Compare the Beekman interior photos to the lobbies and waiting areas of today’s multiplexes, all junked up with video-game decor. Does someone want to make the case we’re more sophisticated today, other than electronically?

Joe Vogel
Joe Vogel on January 8, 2010 at 6:53 am

Here is a three page article about the Beekman, with several photos, in Boxoffice, June 7, 1952.

TLSLOEWS on December 10, 2009 at 11:21 am

Woody Allen loved this theatre as most people know. He had most of his Premiers there!

Bway on April 27, 2009 at 8:15 am

Great image of the Beekman!

HowardBHaas on March 6, 2009 at 12:06 pm

Google search exactly
Boxoffice November 22, 1952
and insert 162 and 170 for photos of Beekman foyer, including 1st from inside the auditorium!
Many other theaters have photos in this section, which I’m not posting but other people may wish to.

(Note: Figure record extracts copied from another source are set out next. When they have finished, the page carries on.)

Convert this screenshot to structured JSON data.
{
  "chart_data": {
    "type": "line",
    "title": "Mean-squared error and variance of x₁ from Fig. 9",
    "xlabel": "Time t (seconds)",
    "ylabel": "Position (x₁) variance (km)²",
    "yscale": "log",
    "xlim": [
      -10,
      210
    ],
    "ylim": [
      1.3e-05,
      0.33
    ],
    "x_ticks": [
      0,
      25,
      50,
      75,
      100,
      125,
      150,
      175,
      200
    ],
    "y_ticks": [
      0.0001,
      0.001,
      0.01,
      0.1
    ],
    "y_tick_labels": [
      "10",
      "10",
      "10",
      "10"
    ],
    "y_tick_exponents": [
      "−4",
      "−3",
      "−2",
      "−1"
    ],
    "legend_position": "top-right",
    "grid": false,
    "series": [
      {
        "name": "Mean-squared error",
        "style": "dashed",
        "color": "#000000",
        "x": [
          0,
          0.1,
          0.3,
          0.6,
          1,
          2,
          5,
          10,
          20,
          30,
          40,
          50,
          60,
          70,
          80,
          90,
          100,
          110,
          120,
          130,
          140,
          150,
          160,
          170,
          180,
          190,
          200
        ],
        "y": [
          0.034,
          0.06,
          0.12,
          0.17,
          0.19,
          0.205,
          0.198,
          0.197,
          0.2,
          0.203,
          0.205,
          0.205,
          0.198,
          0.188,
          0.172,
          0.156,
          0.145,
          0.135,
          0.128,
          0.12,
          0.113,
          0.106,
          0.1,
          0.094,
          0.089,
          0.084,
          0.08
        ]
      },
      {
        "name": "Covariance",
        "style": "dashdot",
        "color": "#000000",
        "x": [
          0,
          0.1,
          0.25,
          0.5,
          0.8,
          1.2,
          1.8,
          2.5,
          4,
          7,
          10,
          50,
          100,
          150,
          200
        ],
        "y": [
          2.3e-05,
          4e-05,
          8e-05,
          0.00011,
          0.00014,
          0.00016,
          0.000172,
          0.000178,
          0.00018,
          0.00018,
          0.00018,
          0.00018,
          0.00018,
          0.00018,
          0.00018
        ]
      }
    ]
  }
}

dave-bronx™ on December 11, 2008 at 11:01 am

New York City has to be the only place in the world where residential tenants have more rights to a property than the property owner. Anywhere else a tenants right to occupy a particular property ends with expiration of the lease for the demised premises. Upon the expiration of said lease, the property owner may offer a renewal but is not obligated to do so.

bazookadave on December 11, 2008 at 10:11 am

The legal problems of challenging multiple tenants' apartment leases was probably daunting, so they opted to end a couple of commercial leases instead of many residential ones.

Banks, hospitals, and Rite-Aids abound in NYC while the commercial diversity I remember from decades ago is long gone. If you aren’t a chain store with million-dollar backing, good luck finding retail space. But we just keep on worshiping the wealthy developers and giving them whatever they want! A bland, mall-like city will be the ultimate result.

dave-bronx™ on December 10, 2008 at 5:41 pm

More hospital space in an area long ago over-saturated with hospitals. They had to take the Beekman block because apparently there aren’t enough ancient rat-infested tenement buildings worthy of demolition over on 1st Ave.

bazookadave on December 10, 2008 at 4:04 pm

Passed by here today. Here is the building that replaced the Beekman:

View link

bazookadave on November 19, 2008 at 1:20 pm

Lost Memory thanks for reposting that link, I remember it from years back on this immense thread. The pics can be seen by going to:

Once at this main page, key in Beekman Theatre under Search All Collections at the upper right, and the list of images comes up. They are beautiful B&W images.

dave-bronx™ on November 12, 2008 at 10:02 am

Those builders and contractors listed in the advertisement paid for the privilege, and the film paid for their ad placement. Rugoff & Becker, who owned the theatre, paid nothing. McNamara, the theatre architect, apparently opted out. That is the way it was done back in the day. Today, they just buy a little 3" ad in the Voice, put a title on the marquee, turn on the lights and unlock the door, and call that a ‘Grand Opening’.

Al Alvarez
Al Alvarez on August 17, 2008 at 9:49 am

Good point, KingBiscuits. I never realized that. It must have changed names mid-run.